Des milliers d'espèces disparaissent chaque jour avant d'avoir été décrites, alors qu'elles auraient pu rendre service à l'humanité, selon les scientifiques. Le développement des activités humaines se traduit par une altération accélérée de la nature. Selon une étude récente qui vient d'être publiée par la revue " Nature", et a fait grand bruit, d'ici à moins d'un demi-siècle, 15 % à 37 % des espèces - animales et végétales - pourraient avoir disparu de la surface de la Terre. La "liste rouge" de l'Union mondiale pour la nature (UICN) dénombre pour sa part au moins 15.589 espèces confrontées à un risque d'extinction, soit un mammifère sur quatre, un oiseau sur huit, un amphibien sur trois. "Cette biodiversité est le produit de plus de 3 milliards d'années d'évolution", a plaidé Michel Loreau, président du Comité scientifique de la conférence. L'homme altère son environnement "à un rythme sans précédent dans l'histoire humaine", a expliqué M. Loreau. Il a rappelé que "Les espèces s'éteignent dans le monde à un rythme 100 fois supérieur au taux moyen observé dans l'histoire de la Terre (une par million et par an) et des dizaines de milliers d'espèces sont condamnées à une extinction future, à cause de la destruction récente de leurs habitats".

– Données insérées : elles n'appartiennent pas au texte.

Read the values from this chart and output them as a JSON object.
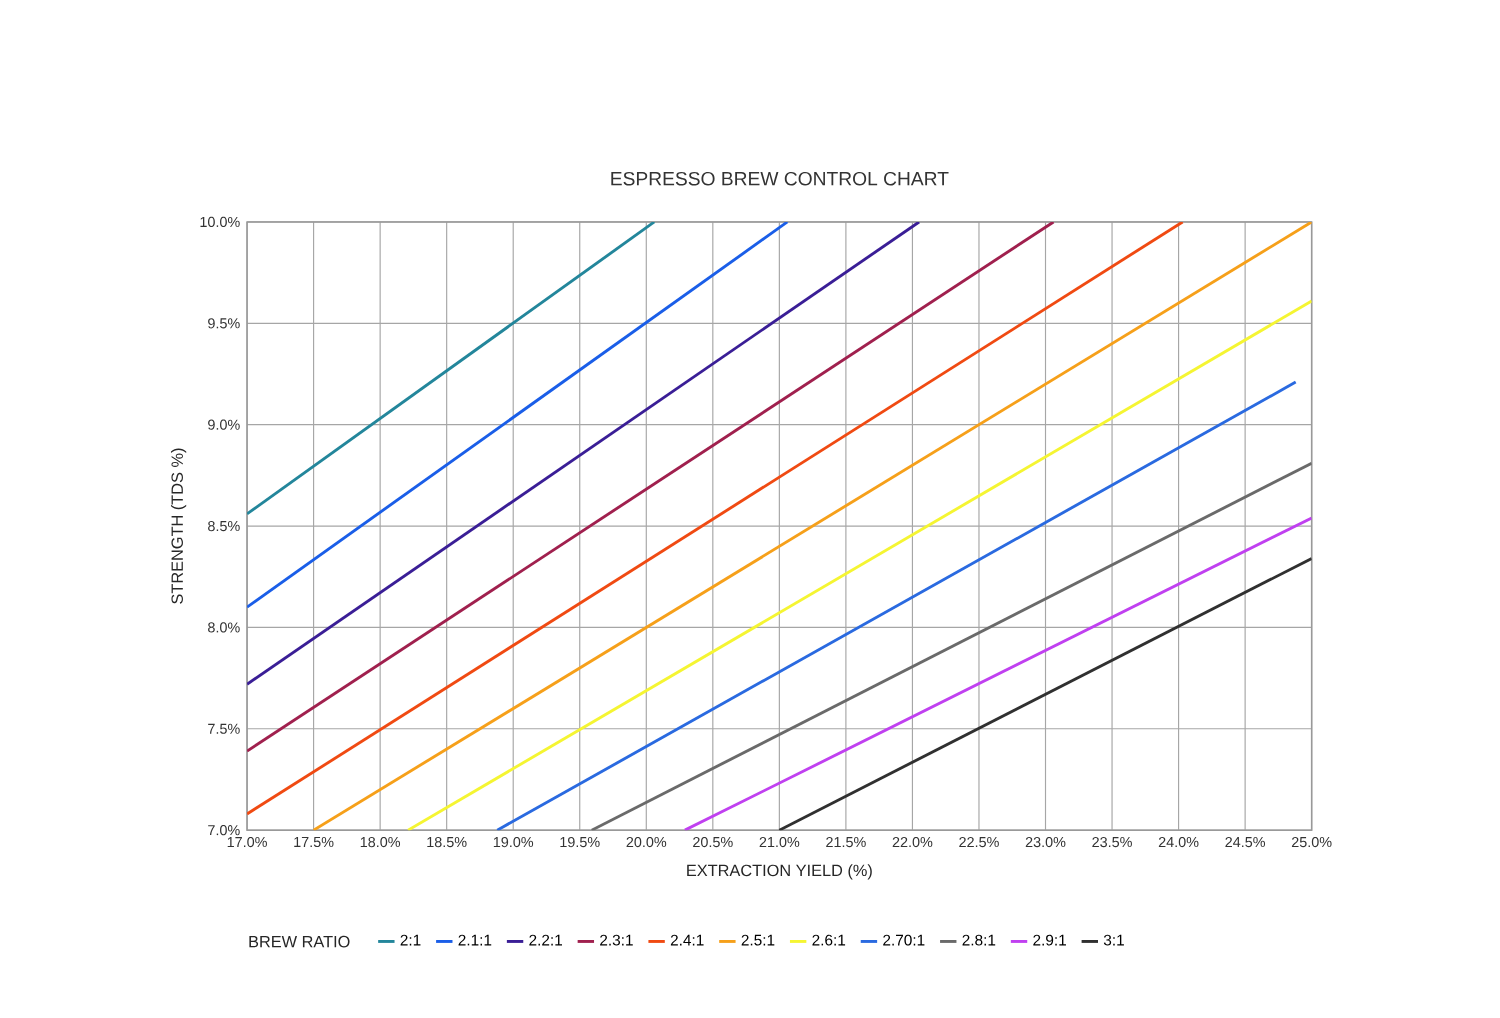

Le "père" de la notion de biodiversité, l'Américain Edward Wilson, a ensuite défini "trois niveaux" : "les écosystèmes, comme les forêts ou les lacs, les espèces telles que l'ours brun, et enfin la variété des gènes qui déterminent les traits de ces espèces". "La Terre est une planète bien mal connue", a-t-il rappelé. L'homme n'a décrit que 1,8 million d'espèces, sur les 10 à 30 millions qui existeraient. "L'homme, qui a été capable de s'embarquer pour l'espace, peut certainement sauver cette magnifique planète", a estimé M. Wilson. Avec les moyens modernes comme la photo numérique, dresser un inventaire de la biodiversité ne coûterait pas plus, en 25 ans, que le projet de décryptage du génome humain, soit 3 milliards de dollars, a-t-il estimé. Mais la Convention sur la biodiversité, signée en 1992, n'impose pas de cadre contraignant et cette conférence de Paris, organisée en dehors du cadre officiel de négociation des Nations-Unies, ne peut rien adopter formellement. Les chefs d'Etats se sont certes engagés en 2002, au sommet de la Terre de Johannesburg, à réduire la perte de biodiversité d'ici à 2010, mais il s'agit d'un objectif jugé à la fois trop vague et irréaliste par les scientifiques.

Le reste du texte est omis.